Memory leaking in C, malloc inside function

Question

I am trying to create a 2d array of struct grid_t, and am getting memory leak warnings via address sanitiser, and eventually a seg fault in certain conditions.

There may be various points in my code causing this, but I thought knowing what was going wrong here would point me in the right direction to fixing the rest.

I am new to C and thus to memory management, so all feedback is welcome and appreciated!

void createGridArray(atom_t* ATOM) {
  ATOM -> grid = (grid_t**) malloc(WIDTH * sizeof(grid_t*));

  grid_t *nullGrid = malloc(sizeof(grid_t));
  grid_t temp = {NULL, 0};
  *nullGrid = temp;


  for (int i = 0; i < WIDTH; i++) {
    (ATOM -> grid)[i] = malloc(HEIGHT * sizeof(grid_t));
    for (int j = 0; j < HEIGHT; j++) {
        (ATOM -> grid)[i][j] = *nullGrid;
    }
  }
  //free(nullGrid); <- do I do this now?
  return;
}

Answer 1

Firstly, don't cast the return from malloc() . It is not required in C, and can obscure serious errors.

Second, don't hard-code the type into the malloc() call. For example,

ATOM->grid = (grid_t**) malloc(WIDTH * sizeof(grid_t*));

would be replaced by

ATOM->grid = malloc(WIDTH * sizeof(*(ATOM->grid)));

This ensures the memory allocated is of the required size, regardless of what ATOM->grid is a pointer to.

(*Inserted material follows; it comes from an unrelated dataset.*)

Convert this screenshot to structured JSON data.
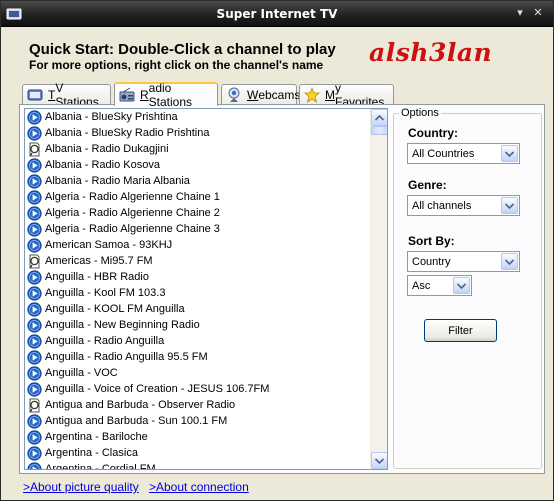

To answer your question, to release all memory, you need to pass every non NULL pointer returned by malloc() to free() . Exactly once.

So, if you allocate like this

ATOM->grid = malloc(WIDTH * sizeof(*(ATOM->grid)));

grid_t *nullGrid = malloc(sizeof(*nullGrid));
grid_t temp = {NULL, 0};
*nullGrid = temp;

for (int i = 0; i < WIDTH; i++)
{
    (ATOM -> grid)[i] = malloc(HEIGHT * sizeof(*((ATOM->grid)[i])));
    for (int j = 0; j < HEIGHT; j++) {
        (ATOM -> grid)[i][j] = *nullGrid;
}

the one way of deallocating would be

for (int i = 0; i < WIDTH; i++)
{
    free((ATOM -> grid)[i]);
}
free(ATOM->grid);
free(nullGrid);

In this case, you cannot safely free(ATOM->grid) before any free((ATOM -> grid)[i]) (unless you store all of the (ATOM->grid)[i] somewhere else, which sort of defeats the point). The individual (ATOM->grid)[i] may be freed in any order (as long as each is released exactly once).

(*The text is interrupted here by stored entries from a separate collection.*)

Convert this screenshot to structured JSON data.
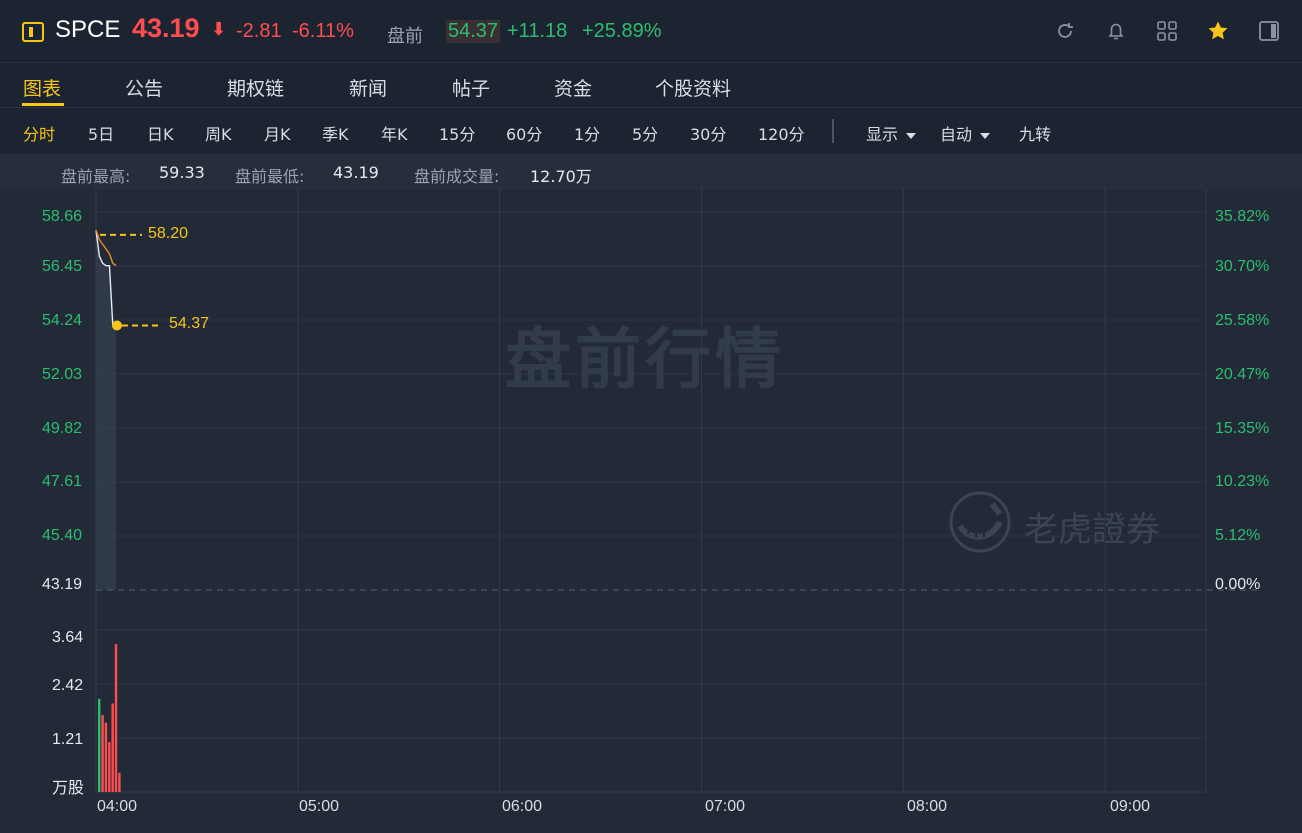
{
  "header": {
    "symbol": "SPCE",
    "price": "43.19",
    "price_arrow": "⬇",
    "change": "-2.81",
    "change_pct": "-6.11%",
    "premarket_label": "盘前",
    "premarket_price": "54.37",
    "premarket_change": "+11.18",
    "premarket_change_pct": "+25.89%",
    "colors": {
      "down": "#ff4d4f",
      "up": "#2dbd6e",
      "accent": "#f5c518"
    }
  },
  "tabs": [
    {
      "label": "图表",
      "active": true
    },
    {
      "label": "公告"
    },
    {
      "label": "期权链"
    },
    {
      "label": "新闻"
    },
    {
      "label": "帖子"
    },
    {
      "label": "资金"
    },
    {
      "label": "个股资料"
    }
  ],
  "toolbar": {
    "periods": [
      "分时",
      "5日",
      "日K",
      "周K",
      "月K",
      "季K",
      "年K",
      "15分",
      "60分",
      "1分",
      "5分",
      "30分",
      "120分"
    ],
    "active_period": "分时",
    "display_label": "显示",
    "auto_label": "自动",
    "nine_turn_label": "九转"
  },
  "stats": {
    "high_label": "盘前最高:",
    "high_value": "59.33",
    "low_label": "盘前最低:",
    "low_value": "43.19",
    "volume_label": "盘前成交量:",
    "volume_value": "12.70万"
  },
  "chart": {
    "watermark": "盘前行情",
    "brand": "老虎證券",
    "price_axis_left": [
      "58.66",
      "56.45",
      "54.24",
      "52.03",
      "49.82",
      "47.61",
      "45.40",
      "43.19"
    ],
    "price_axis_right": [
      "35.82%",
      "30.70%",
      "25.58%",
      "20.47%",
      "15.35%",
      "10.23%",
      "5.12%",
      "0.00%"
    ],
    "volume_axis": [
      "3.64",
      "2.42",
      "1.21",
      "万股"
    ],
    "time_axis": [
      "04:00",
      "05:00",
      "06:00",
      "07:00",
      "08:00",
      "09:00"
    ],
    "callout_high": "58.20",
    "callout_last": "54.37"
  },
  "chart_data": {
    "type": "line",
    "x_unit": "time",
    "xlim": [
      "04:00",
      "09:30"
    ],
    "ylim": [
      43.19,
      59.33
    ],
    "base_price": 43.19,
    "series": [
      {
        "x": [
          "04:00",
          "04:01",
          "04:02",
          "04:03",
          "04:04",
          "04:05",
          "04:06"
        ],
        "values": [
          58.4,
          57.3,
          57.0,
          56.9,
          56.9,
          54.37,
          54.37
        ]
      },
      {
        "x": [
          "04:00",
          "04:01",
          "04:02",
          "04:03",
          "04:04",
          "04:05",
          "04:06"
        ],
        "values": [
          58.4,
          58.0,
          57.8,
          57.6,
          57.4,
          57.0,
          56.9
        ]
      }
    ],
    "volume": {
      "unit": "万股",
      "ylim": [
        0,
        4.0
      ],
      "x": [
        "04:00",
        "04:01",
        "04:02",
        "04:03",
        "04:04",
        "04:05",
        "04:06"
      ],
      "values": [
        2.42,
        2.0,
        1.8,
        1.3,
        2.3,
        3.84,
        0.5
      ],
      "colors": [
        "#2dbd6e",
        "#ff4d4f",
        "#ff4d4f",
        "#ff4d4f",
        "#ff4d4f",
        "#ff4d4f",
        "#ff4d4f"
      ]
    },
    "annotations": [
      {
        "label": "58.20",
        "value": 58.2
      },
      {
        "label": "54.37",
        "value": 54.37
      }
    ]
  }
}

Lastly, check the pointers returned by malloc() . It returns NULL when it fails, and dereferencing a NULL pointer gives undefined behaviour.

Answer 2

Yes, you need to free(nullGrid); here to avoid a memory leak.

But actually you can simplify your code to this:

void createGridArray(atom_t* ATOM) {
  ATOM -> grid = (grid_t**) malloc(WIDTH * sizeof(grid_t*));

  grid_t nullGrid = {NULL, 0};

  for (int i = 0; i < WIDTH; i++) {
    (ATOM -> grid)[i] = malloc(HEIGHT * sizeof(grid_t));
    for (int j = 0; j < HEIGHT; j++) {
        (ATOM -> grid)[i][j] = nullGrid;
    }
  }
}

There is need for mallocing nullGrid here at all. BTW the return at the end of a void function is implicit.

You wouldn't do this either:

void Foo()
{
   ...
   int *temp = malloc(sizeof(int));
   *temp = ...;
   ...
      bar = *temp;

   ...
   free(temp);
}

but rather:

void Foo()
{
   ...
   int temp
   temp = ...;
   ...
      bar = temp;

   ...
}

Answer 3

The C memory allocation is easier when you think it as a "loan".

Somehow, the system loan you some memory when you call malloc(), and you have to give it back with free().